Não se falava em aulas de forró

Fazia parte do baile alguns não saberem dançar e outros se encarregarem de ensiná-los os passos básicos, enquanto outros brilhavam na pista, uns desistirem, outros vingarem. Era dali que surgiam as risadas, a interação entre os bons dançarinos e os iniciantes, os flertes, assim como o brilho nos olhos e a vontade de voltar no dia seguinte. Olhando para trás, a dança em si não era o foco do baile, mas era ela que proporcionava a interação social. Havia até forrozeiro que nem dançava, mas era bom de chiboquinha! Não se falava em aulas de forró naquela Itaúnas mítica que deu origem ao forró sudestino.

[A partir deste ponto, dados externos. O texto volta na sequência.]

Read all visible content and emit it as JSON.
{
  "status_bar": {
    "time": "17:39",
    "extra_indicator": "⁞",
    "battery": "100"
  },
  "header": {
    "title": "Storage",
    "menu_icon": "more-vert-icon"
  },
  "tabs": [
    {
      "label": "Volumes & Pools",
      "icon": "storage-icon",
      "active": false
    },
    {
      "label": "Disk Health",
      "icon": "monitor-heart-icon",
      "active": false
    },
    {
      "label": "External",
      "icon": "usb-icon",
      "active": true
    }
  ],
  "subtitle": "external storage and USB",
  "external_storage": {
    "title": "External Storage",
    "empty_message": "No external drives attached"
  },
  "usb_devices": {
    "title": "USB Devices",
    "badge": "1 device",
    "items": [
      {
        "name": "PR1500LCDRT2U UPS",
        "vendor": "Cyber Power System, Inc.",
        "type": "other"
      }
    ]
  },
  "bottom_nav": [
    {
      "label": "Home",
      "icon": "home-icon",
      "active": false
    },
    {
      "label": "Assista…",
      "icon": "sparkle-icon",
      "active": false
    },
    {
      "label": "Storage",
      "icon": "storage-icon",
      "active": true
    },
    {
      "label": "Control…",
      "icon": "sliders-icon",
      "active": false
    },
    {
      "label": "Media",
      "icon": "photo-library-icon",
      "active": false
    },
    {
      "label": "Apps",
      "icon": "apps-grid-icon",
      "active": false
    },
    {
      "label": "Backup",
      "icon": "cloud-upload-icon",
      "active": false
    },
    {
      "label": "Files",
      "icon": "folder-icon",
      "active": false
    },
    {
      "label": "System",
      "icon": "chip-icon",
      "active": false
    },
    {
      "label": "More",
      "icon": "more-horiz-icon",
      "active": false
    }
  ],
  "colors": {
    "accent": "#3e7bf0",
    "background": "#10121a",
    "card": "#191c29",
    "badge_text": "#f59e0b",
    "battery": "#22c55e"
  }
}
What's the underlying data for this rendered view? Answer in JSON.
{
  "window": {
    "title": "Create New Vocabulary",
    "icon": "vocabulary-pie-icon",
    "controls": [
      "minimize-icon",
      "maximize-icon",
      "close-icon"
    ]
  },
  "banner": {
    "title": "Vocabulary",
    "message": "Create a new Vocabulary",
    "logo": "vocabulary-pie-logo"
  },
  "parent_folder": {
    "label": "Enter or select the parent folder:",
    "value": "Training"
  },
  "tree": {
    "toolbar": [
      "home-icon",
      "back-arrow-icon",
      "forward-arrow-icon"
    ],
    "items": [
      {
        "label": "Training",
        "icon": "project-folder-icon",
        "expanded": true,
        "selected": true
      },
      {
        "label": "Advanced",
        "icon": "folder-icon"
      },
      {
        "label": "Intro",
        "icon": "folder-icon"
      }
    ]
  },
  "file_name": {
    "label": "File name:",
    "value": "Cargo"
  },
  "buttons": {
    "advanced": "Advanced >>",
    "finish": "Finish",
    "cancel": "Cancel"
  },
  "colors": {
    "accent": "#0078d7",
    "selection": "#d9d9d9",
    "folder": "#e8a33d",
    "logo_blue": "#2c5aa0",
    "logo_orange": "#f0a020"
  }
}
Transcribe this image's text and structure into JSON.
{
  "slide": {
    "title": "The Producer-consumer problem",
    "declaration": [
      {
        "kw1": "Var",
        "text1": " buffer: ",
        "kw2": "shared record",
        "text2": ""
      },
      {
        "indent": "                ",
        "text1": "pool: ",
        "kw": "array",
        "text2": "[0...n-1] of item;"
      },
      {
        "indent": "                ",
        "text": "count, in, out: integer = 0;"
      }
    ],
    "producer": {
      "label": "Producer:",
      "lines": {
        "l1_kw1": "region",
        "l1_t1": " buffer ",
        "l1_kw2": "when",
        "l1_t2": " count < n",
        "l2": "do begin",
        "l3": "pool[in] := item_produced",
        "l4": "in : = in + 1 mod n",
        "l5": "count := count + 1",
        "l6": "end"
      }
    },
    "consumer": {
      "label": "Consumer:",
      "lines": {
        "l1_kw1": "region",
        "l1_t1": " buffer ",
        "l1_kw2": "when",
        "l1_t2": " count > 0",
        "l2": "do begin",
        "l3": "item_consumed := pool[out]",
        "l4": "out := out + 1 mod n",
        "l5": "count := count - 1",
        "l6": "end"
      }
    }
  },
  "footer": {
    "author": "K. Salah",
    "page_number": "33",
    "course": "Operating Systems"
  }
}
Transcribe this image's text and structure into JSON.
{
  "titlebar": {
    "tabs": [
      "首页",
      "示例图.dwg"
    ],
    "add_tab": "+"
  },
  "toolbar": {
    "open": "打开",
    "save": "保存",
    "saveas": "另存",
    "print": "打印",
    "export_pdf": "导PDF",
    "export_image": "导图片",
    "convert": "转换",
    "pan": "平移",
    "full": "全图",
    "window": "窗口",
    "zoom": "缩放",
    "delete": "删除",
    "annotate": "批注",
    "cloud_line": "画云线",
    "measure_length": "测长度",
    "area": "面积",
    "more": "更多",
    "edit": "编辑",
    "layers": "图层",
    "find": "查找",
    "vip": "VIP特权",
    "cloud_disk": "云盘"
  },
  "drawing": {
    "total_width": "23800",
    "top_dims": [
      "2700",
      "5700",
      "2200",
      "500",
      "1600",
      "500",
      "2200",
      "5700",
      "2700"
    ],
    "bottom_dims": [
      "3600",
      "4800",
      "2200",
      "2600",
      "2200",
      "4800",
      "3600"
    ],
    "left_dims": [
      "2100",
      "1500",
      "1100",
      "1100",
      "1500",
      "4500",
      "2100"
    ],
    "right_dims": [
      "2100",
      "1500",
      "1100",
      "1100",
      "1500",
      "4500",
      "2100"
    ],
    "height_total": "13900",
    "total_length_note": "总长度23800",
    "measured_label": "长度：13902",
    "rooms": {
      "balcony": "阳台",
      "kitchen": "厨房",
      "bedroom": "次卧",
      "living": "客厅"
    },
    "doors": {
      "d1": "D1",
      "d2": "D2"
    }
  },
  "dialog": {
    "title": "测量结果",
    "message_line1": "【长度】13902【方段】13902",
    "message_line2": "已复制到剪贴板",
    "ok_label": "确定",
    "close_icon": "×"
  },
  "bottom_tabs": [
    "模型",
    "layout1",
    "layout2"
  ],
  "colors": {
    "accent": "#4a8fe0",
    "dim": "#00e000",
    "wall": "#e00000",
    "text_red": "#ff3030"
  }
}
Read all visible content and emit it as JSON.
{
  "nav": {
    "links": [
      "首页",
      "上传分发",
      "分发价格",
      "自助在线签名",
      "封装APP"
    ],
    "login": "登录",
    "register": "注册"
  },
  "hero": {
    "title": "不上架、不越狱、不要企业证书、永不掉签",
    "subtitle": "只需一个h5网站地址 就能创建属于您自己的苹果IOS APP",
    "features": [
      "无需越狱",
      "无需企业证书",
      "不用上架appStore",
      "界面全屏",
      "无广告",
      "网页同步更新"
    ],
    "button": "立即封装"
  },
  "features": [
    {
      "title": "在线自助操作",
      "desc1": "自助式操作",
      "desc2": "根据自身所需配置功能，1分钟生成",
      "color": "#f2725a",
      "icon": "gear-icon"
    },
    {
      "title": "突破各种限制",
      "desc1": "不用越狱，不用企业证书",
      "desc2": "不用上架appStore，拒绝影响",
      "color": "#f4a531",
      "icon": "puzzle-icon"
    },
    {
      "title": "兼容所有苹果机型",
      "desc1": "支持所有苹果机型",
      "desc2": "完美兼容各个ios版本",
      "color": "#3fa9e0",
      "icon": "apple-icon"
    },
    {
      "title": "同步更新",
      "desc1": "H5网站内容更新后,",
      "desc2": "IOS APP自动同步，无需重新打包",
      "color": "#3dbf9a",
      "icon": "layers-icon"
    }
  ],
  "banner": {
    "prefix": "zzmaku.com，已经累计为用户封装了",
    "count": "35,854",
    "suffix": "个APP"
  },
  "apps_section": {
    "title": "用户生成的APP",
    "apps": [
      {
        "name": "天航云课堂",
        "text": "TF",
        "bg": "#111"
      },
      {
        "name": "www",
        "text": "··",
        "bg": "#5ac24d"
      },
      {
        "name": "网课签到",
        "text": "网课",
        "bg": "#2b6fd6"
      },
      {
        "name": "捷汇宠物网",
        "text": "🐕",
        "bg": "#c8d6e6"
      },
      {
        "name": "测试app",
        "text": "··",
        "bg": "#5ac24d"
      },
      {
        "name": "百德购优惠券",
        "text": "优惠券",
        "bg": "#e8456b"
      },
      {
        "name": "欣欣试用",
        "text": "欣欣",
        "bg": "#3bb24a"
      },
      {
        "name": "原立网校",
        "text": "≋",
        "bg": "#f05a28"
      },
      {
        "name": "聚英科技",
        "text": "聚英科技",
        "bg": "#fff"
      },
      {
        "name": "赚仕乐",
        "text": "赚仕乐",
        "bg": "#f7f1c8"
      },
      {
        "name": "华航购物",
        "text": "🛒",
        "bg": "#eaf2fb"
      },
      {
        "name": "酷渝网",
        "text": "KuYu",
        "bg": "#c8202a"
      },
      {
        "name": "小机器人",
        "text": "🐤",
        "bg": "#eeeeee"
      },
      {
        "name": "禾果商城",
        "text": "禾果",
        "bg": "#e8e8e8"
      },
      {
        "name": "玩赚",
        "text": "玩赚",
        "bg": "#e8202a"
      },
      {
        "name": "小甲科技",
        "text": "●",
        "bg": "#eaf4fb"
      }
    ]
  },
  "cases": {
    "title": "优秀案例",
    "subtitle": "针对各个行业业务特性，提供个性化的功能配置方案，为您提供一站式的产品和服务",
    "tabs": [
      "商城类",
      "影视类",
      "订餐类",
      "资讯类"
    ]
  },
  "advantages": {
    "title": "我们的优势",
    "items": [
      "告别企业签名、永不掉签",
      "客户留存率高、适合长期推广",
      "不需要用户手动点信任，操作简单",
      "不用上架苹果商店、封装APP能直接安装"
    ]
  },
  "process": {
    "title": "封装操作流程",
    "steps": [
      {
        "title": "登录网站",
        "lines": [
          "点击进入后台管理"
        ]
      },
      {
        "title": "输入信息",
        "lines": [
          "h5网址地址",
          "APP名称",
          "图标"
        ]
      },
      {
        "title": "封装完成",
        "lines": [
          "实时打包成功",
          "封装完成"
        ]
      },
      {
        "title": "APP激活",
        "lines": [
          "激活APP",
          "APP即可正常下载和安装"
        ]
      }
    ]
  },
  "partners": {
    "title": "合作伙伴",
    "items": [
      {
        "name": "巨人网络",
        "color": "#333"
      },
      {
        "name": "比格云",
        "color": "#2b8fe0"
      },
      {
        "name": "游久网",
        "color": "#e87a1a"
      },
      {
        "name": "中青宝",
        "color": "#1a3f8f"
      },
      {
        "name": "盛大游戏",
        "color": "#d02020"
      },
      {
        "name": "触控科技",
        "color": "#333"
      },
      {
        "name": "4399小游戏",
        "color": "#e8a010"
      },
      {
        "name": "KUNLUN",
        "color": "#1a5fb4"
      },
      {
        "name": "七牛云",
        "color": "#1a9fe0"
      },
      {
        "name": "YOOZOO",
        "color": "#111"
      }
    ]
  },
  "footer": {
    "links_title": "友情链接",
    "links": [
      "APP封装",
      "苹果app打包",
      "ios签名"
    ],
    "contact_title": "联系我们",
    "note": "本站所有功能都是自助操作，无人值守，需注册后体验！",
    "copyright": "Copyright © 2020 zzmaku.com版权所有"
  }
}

Na metrópole virou negócio

No que o forró vindo do Nordeste e reinventado em Itaúnas chegou em São Paulo, ele foi devorado pelo gigante Piaimã. Para que não conhece, o gigante Piamã, da obra Macunaíma de Mário de Andrade, é o representante do capitalismo paulista, que tudo devora e transforma em dinheiro. Pois bem. O forró chegou à metrópole e virou também negócio. Muitos bailes e gente querendo dançar (e dançar bem) e oportunamente surgiu um mercado de aulas de forró, que hoje vibra por espaços culturais e empresas. Veja que coisa mais paulistana! Se alguém falar em aulas de forró em Floresta, no Sertão de Pernambuco, vai ouvir, “Oxi, e precisa de aula para dançar um forrozin?”

Mutações transgênicas?

Daí que entra a questão do forró orgânico. Aula de forró é tipo um fertilizante de forrozeiro – para acelerar o aprendizado e a performance no baile. Quem dá aula de forró? É só professor de forró? Professor de forró precisa fazer faculdade de forró? Onde fica isso? Em Floresta que não é! Forró é (ou virou?) uma modalidade de dança de salão, então? Como bolero? Se o forró ficar “contaminado” de outras danças de salão, qual agrotóxico é preciso? Ou tudo bem? As novas modalidades de forró que surgiram (Piseiro, Roots, etc.) são mutações transgênicas? Podemos forrozeá-las em biosegurança? Onde consigo ainda um forrozin orgânico?

O forró é sempre for all.

É complexo. Assim como se deu no resgate do tomate orgânico, a ideia do “forró orgânico” é uma bandeira para que a essência do forró não se perca. As variações forrozeiras são todas benvindas e o fato da atividade gerar renda é também, afinal, o forró é sempre for all. Só que o dia em que a alegria se for, não é mais forró. Nós forrozeiros orgânicos, que brotamos do baile como os repolhos e as galinhas felizes, errando passos, dando risada, aprendendo a cada dança e fazendo amizades não podemos desaparecer. Ah, e a diferença entre o tomate e o forró orgânico é que o forró orgânico não custa mais por isso!